Proper mime-type for patch files

不想你离开。 提交于 2021-02-18 10:44:06

问题


Anybody know what the "proper" mime-type for patch files would be? I have been using application/octet-stream because I don't see anything better at iana.org. Is application/octet-stream correct, or is there something else that fits better? Why is there no application/patch type?

Obviously, one possible answer is text/plain, but I have seen many patch files which include data which is not purely text. Is text/plain the best choice if you know for a fact all content is text, or is it better to be consistent across all patch files?

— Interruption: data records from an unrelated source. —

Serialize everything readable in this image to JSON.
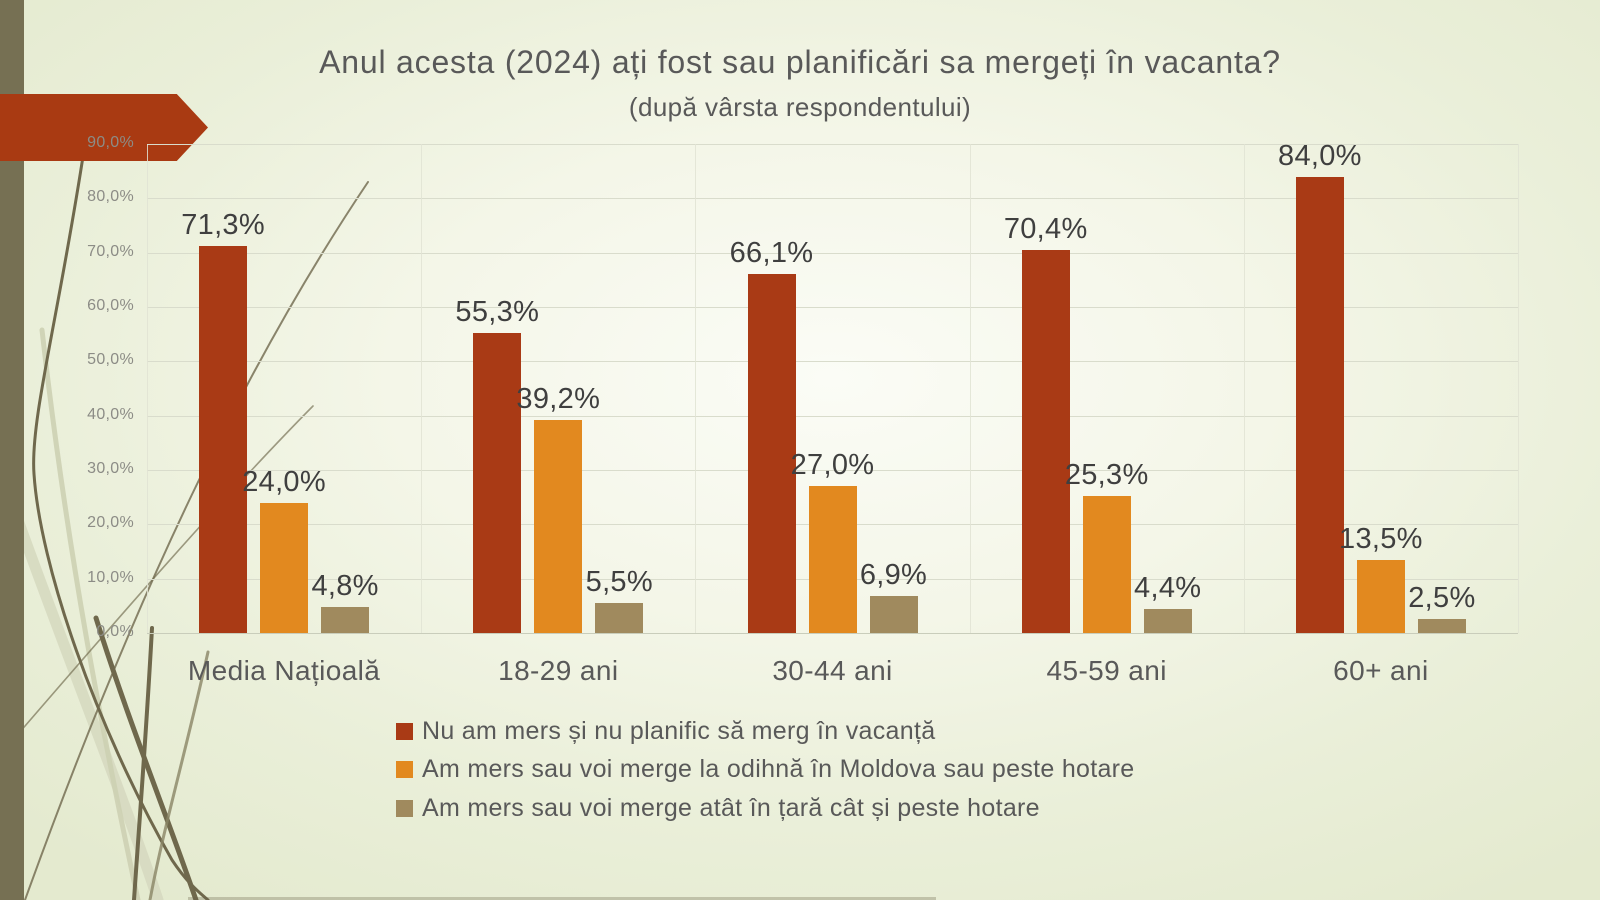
{
  "slide": {
    "title": "Anul acesta (2024) ați fost sau planificări sa mergeți în vacanta?",
    "subtitle": "(după vârsta respondentului)"
  },
  "chart_data": {
    "type": "bar",
    "title": "Anul acesta (2024) ați fost sau planificări sa mergeți în vacanta?",
    "subtitle": "(după vârsta respondentului)",
    "categories": [
      "Media Națioală",
      "18-29 ani",
      "30-44 ani",
      "45-59 ani",
      "60+ ani"
    ],
    "series": [
      {
        "name": "Nu am mers și nu planific să merg în vacanță",
        "color": "#a93a15",
        "values": [
          71.3,
          55.3,
          66.1,
          70.4,
          84.0
        ],
        "labels": [
          "71,3%",
          "55,3%",
          "66,1%",
          "70,4%",
          "84,0%"
        ]
      },
      {
        "name": "Am mers sau voi merge la odihnă în Moldova sau peste hotare",
        "color": "#e2891f",
        "values": [
          24.0,
          39.2,
          27.0,
          25.3,
          13.5
        ],
        "labels": [
          "24,0%",
          "39,2%",
          "27,0%",
          "25,3%",
          "13,5%"
        ]
      },
      {
        "name": "Am mers sau voi merge atât în țară cât și peste hotare",
        "color": "#a08a5e",
        "values": [
          4.8,
          5.5,
          6.9,
          4.4,
          2.5
        ],
        "labels": [
          "4,8%",
          "5,5%",
          "6,9%",
          "4,4%",
          "2,5%"
        ]
      }
    ],
    "y_axis": {
      "min": 0,
      "max": 90,
      "step": 10,
      "tick_labels": [
        "0,0%",
        "10,0%",
        "20,0%",
        "30,0%",
        "40,0%",
        "50,0%",
        "60,0%",
        "70,0%",
        "80,0%",
        "90,0%"
      ]
    },
    "grid": true,
    "legend_position": "bottom-left",
    "ylim": [
      0,
      90
    ]
  },
  "decor": {
    "left_bar_color": "#767053",
    "arrow_color": "#a93a12",
    "stem_dark": "#6f684c",
    "stem_mid": "#8a8465",
    "stem_light": "#d6d9c0",
    "stem_pale": "#cdd0b2"
  }
}
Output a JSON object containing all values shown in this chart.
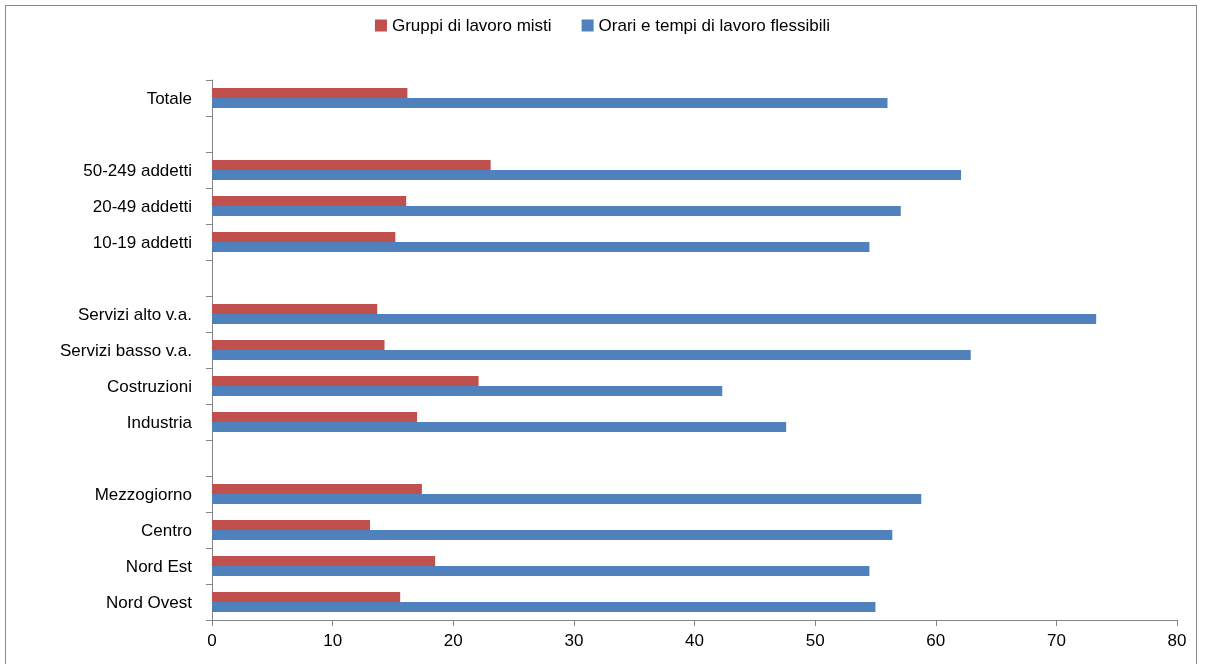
{
  "chart_data": {
    "type": "bar",
    "orientation": "horizontal",
    "categories": [
      "Totale",
      null,
      "50-249 addetti",
      "20-49 addetti",
      "10-19 addetti",
      null,
      "Servizi alto v.a.",
      "Servizi basso v.a.",
      "Costruzioni",
      "Industria",
      null,
      "Mezzogiorno",
      "Centro",
      "Nord Est",
      "Nord Ovest"
    ],
    "series": [
      {
        "name": "Gruppi di lavoro misti",
        "color": "#c0504d",
        "values": [
          16.2,
          null,
          23.1,
          16.1,
          15.2,
          null,
          13.7,
          14.3,
          22.1,
          17.0,
          null,
          17.4,
          13.1,
          18.5,
          15.6
        ]
      },
      {
        "name": "Orari e tempi di lavoro flessibili",
        "color": "#4f81bd",
        "values": [
          56.0,
          null,
          62.1,
          57.1,
          54.5,
          null,
          73.3,
          62.9,
          42.3,
          47.6,
          null,
          58.8,
          56.4,
          54.5,
          55.0
        ]
      }
    ],
    "xlim": [
      0,
      80
    ],
    "xticks": [
      0,
      10,
      20,
      30,
      40,
      50,
      60,
      70,
      80
    ],
    "grid": false,
    "legend": "top"
  }
}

I should say the context I am mainly thinking about this in is setting mime-type as a clue to subversion about handling line-endings (svn:mime-type and svn:eol-style). The issue is that a patch file may patch both files which use eol-style native as well as non-native, which can lead to line-ending weirdness when applying a patch post-checkout.


回答1:


I couldn't find an authoritative version either. Here's some other possibilities:

  • text/x-diff
  • text/x-patch
  • application/x-patch

For what it's worth, Trac (a ticket tracker with good svn support) uses text/x-patch for diffs. git.kernel.org and GitHub use text/plain.




回答2:


If your patch only contains text, I would prefer text/plain over text/x-patch or text/x-diff. IMO, text/x-patch or -diff is more suitable for this purpose, and is recommended by some projects, but the main reason for text/plain is compatibility.

In Gmail if the attachment is text/plain, when you click it it will automatically pop up a document preview; but it will not for text/x-patch or text/x-diff. Another example is the archive interface of Mailman (a popular mailing list management software): it shows the text with text/plain, but does not with text/x-patch.

If your patch contains binary data, I would use application/octet-stream, not because it is correct but it will save you some trouble from line endings.




回答3:


I'm curious why you are checking in patch files to SVN. That aside, I would go with the assumption that if you have the possibility of checking binary patch files to use application/octet-stream. I'm not sure what would happen if you mixed them... text for text, octet for binary... that might also be possible?